В этой ситуации любая книга, написанная на армянском языке, - и порой даже не на армянском, а, как в ситуации с армянами в Польше, на другом (армяно-кыпчакском) языке, но знаками армянской, этнически специфичной, письменности, притом именно церковным каноническим по черком, - приобретала ореол святости. Те, в чьих руках она находилась, берегли ее, как святыню, и это относилось к любой армянской книге независимо от ее содержания. Люди грамотные читали ее, и сама магия слов старинного и в то же время родного языка способствовала их самоутверждению, осознанию своей слитности с национальной культурной традицией.

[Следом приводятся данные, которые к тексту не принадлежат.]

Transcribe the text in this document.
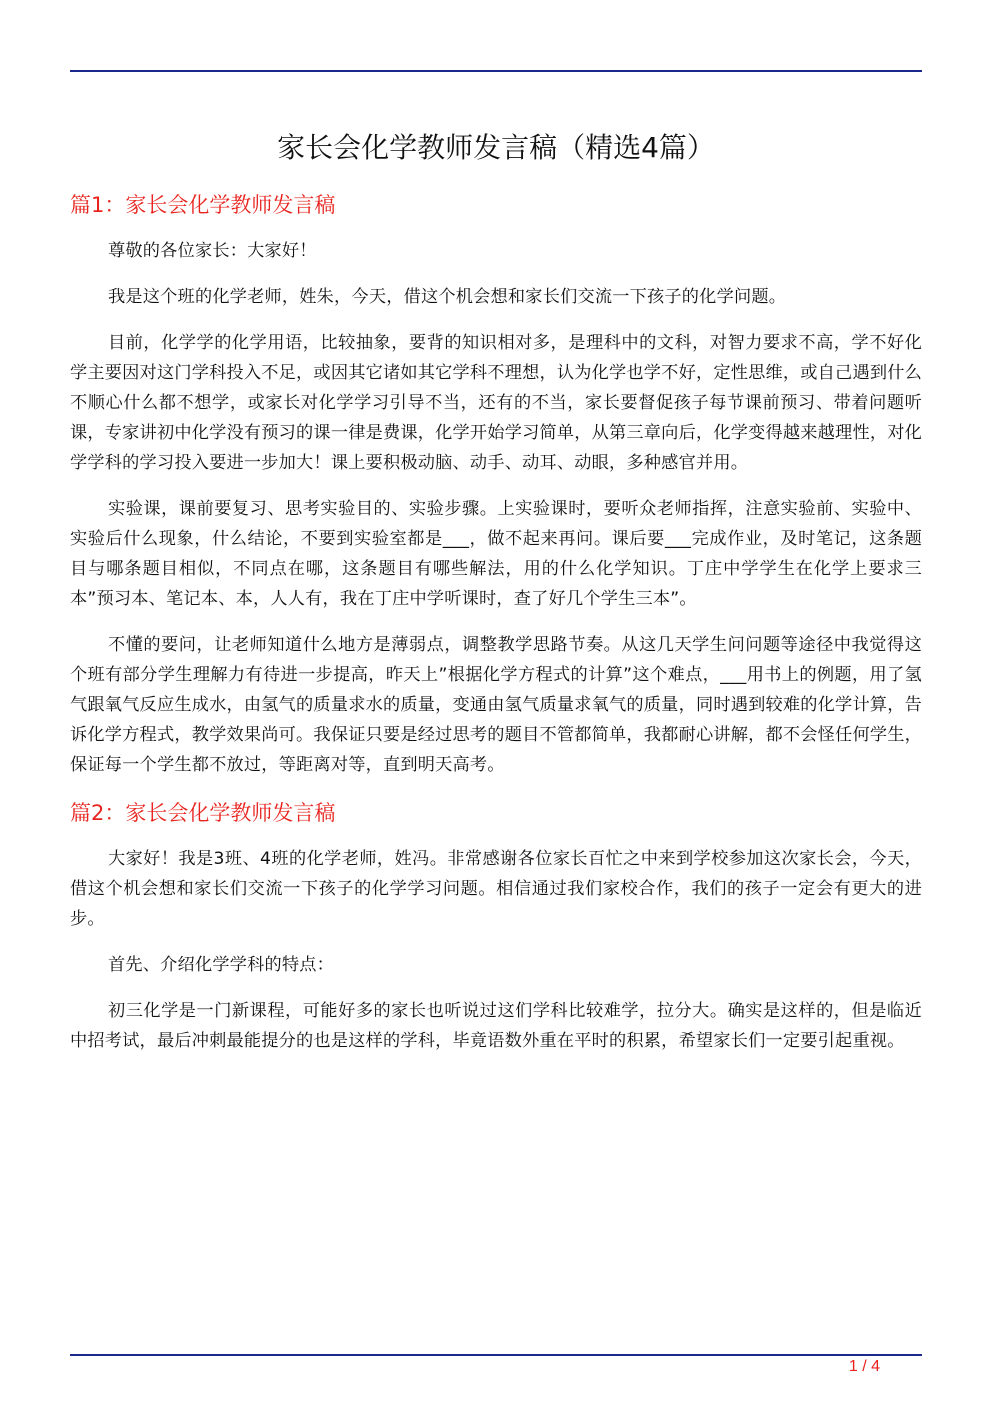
家长会化学教师发言稿（精选4篇）
篇1：家长会化学教师发言稿

尊敬的各位家长：大家好！

我是这个班的化学老师，姓朱，今天，借这个机会想和家长们交流一下孩子的化学问题。

目前，化学学的化学用语，比较抽象，要背的知识相对多，是理科中的文科，对智力要求不高，学不好化学主要因对这门学科投入不足，或因其它诸如其它学科不理想，认为化学也学不好，定性思维，或自己遇到什么不顺心什么都不想学，或家长对化学学习引导不当，还有的不当，家长要督促孩子每节课前预习、带着问题听课，专家讲初中化学没有预习的课一律是费课，化学开始学习简单，从第三章向后，化学变得越来越理性，对化学学科的学习投入要进一步加大！课上要积极动脑、动手、动耳、动眼，多种感官并用。

实验课，课前要复习、思考实验目的、实验步骤。上实验课时，要听众老师指挥，注意实验前、实验中、实验后什么现象，什么结论，不要到实验室都是___，做不起来再问。课后要___完成作业，及时笔记，这条题目与哪条题目相似，不同点在哪，这条题目有哪些解法，用的什么化学知识。丁庄中学学生在化学上要求三本”预习本、笔记本、本，人人有，我在丁庄中学听课时，查了好几个学生三本”。

不懂的要问，让老师知道什么地方是薄弱点，调整教学思路节奏。从这几天学生问问题等途径中我觉得这个班有部分学生理解力有待进一步提高，昨天上”根据化学方程式的计算”这个难点，___用书上的例题，用了氢气跟氧气反应生成水，由氢气的质量求水的质量，变通由氢气质量求氧气的质量，同时遇到较难的化学计算，告诉化学方程式，教学效果尚可。我保证只要是经过思考的题目不管都简单，我都耐心讲解，都不会怪任何学生，保证每一个学生都不放过，等距离对等，直到明天高考。

篇2：家长会化学教师发言稿

大家好！我是3班、4班的化学老师，姓冯。非常感谢各位家长百忙之中来到学校参加这次家长会，今天，借这个机会想和家长们交流一下孩子的化学学习问题。相信通过我们家校合作，我们的孩子一定会有更大的进步。

首先、介绍化学学科的特点：

初三化学是一门新课程，可能好多的家长也听说过这们学科比较难学，拉分大。确实是这样的，但是临近中招考试，最后冲刺最能提分的也是这样的学科，毕竟语数外重在平时的积累，希望家长们一定要引起重视。

1 / 4
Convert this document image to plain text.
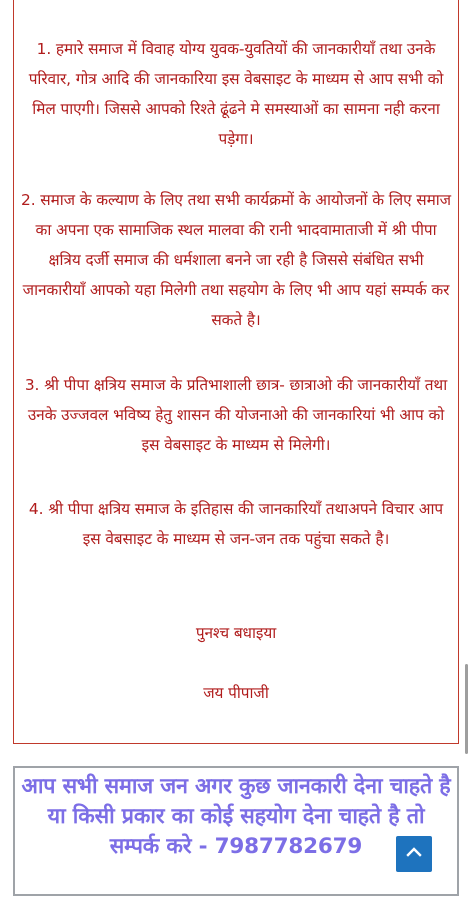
1. हमारे समाज में विवाह योग्य युवक-युवतियों की जानकारीयाँ तथा उनके परिवार, गोत्र आदि की जानकारिया इस वेबसाइट के माध्यम से आप सभी को मिल पाएगी। जिससे आपको रिश्ते ढूंढने मे समस्याओं का सामना नही करना पड़ेगा।
2. समाज के कल्याण के लिए तथा सभी कार्यक्रमों के आयोजनों के लिए समाज का अपना एक सामाजिक स्थल मालवा की रानी भादवामाताजी में श्री पीपा क्षत्रिय दर्जी समाज की धर्मशाला बनने जा रही है जिससे संबंधित सभी जानकारीयाँ आपको यहा मिलेगी तथा सहयोग के लिए भी आप यहां सम्पर्क कर सकते है।
3. श्री पीपा क्षत्रिय समाज के प्रतिभाशाली छात्र- छात्राओ की जानकारीयाँ तथा उनके उज्जवल भविष्य हेतु शासन की योजनाओ की जानकारियां भी आप को इस वेबसाइट के माध्यम से मिलेगी।
4. श्री पीपा क्षत्रिय समाज के इतिहास की जानकारियाँ तथाअपने विचार आप इस वेबसाइट के माध्यम से जन-जन तक पहुंचा सकते है।
पुनश्च बधाइया
जय पीपाजी
आप सभी समाज जन अगर कुछ जानकारी देना चाहते है या किसी प्रकार का कोई सहयोग देना चाहते है तो सम्पर्क करे - 7987782679
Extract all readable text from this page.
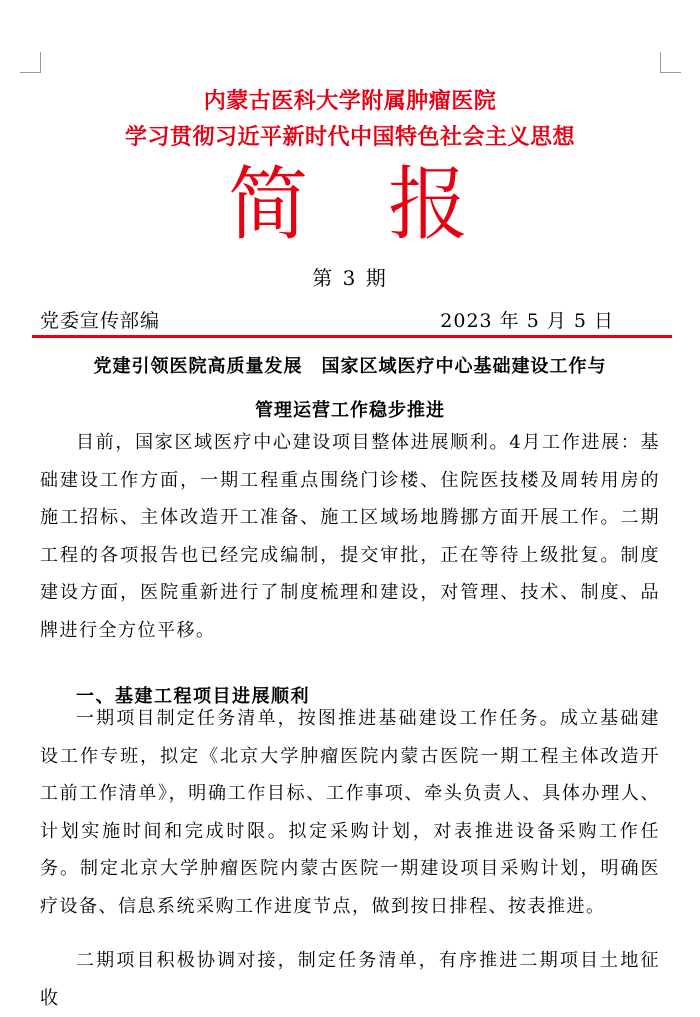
内蒙古医科大学附属肿瘤医院
学习贯彻习近平新时代中国特色社会主义思想
简 报
第 3 期
党委宣传部编	2023 年 5 月 5 日
党建引领医院高质量发展　国家区域医疗中心基础建设工作与
管理运营工作稳步推进
目前，国家区域医疗中心建设项目整体进展顺利。4月工作进展：基础建设工作方面，一期工程重点围绕门诊楼、住院医技楼及周转用房的施工招标、主体改造开工准备、施工区域场地腾挪方面开展工作。二期工程的各项报告也已经完成编制，提交审批，正在等待上级批复。制度建设方面，医院重新进行了制度梳理和建设，对管理、技术、制度、品牌进行全方位平移。
一、基建工程项目进展顺利
一期项目制定任务清单，按图推进基础建设工作任务。成立基础建设工作专班，拟定《北京大学肿瘤医院内蒙古医院一期工程主体改造开工前工作清单》，明确工作目标、工作事项、牵头负责人、具体办理人、计划实施时间和完成时限。拟定采购计划，对表推进设备采购工作任务。制定北京大学肿瘤医院内蒙古医院一期建设项目采购计划，明确医疗设备、信息系统采购工作进度节点，做到按日排程、按表推进。
二期项目积极协调对接，制定任务清单，有序推进二期项目土地征收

Люди более образованные осознавали ее содержательное значение. Но даже для людей неграмотных книга, а порой даже ее фрагмент, отдельные страницы письменного текста служили талисманом, магическим охранителем и материальным подтверждением духовной связи со всем народом и его культурной традицией. И в отличие от Грузии старинный, приспособленный к тростниковому каламу, церковный почерк не изменился в веках и лег в основу современного шрифта.
Само собой разумеется, что наличие книг, причастность к ним, возможность поддерживать фонд словообразования их периодическим чтением или слушанием приобретали особую ценность в диаспоре, где за пределами семейного круга каждый оказывается погруженным в океан иноязычной речи, совершенно иной и по языковой, и по поведенческой традиции. Не только в диаспоре, но и в районах исконного компактного расселения армян под игом чуждой государственности наличие книжности играло огромную роль. Чуждая государственность имела свою собственную письменность на иной религиозной традиции, на иной графической (в большинстве случаев арабской) основе. Само внешнее различие графических основ армянского и арабского шрифтов даже для неграмотных людей служило постоянным индикатором этнической дифференциации, напоминанием о разности культурных традиций, тогда как в устной речи многие армянские диалекты впитали в себя огромное количество иноязычных, в основном тюркских, заимствований. Надо думать, что именно наличие книжности уберегло большинство армянских популяций, живших в тюркском и ином языковом окружении, от полной языковой ассимиляции, равно как и от этнического раскола между григорианами и католиками. Там же, где ассимиляция все же происходила, наличие этнически специфичной графики мешало, вместе с собственно религиозным фактором, переходу языковой ассимиляции в ассимиляцию этнокультурную.
С.А. Арутюнов. Народные механизмы языковой традиции.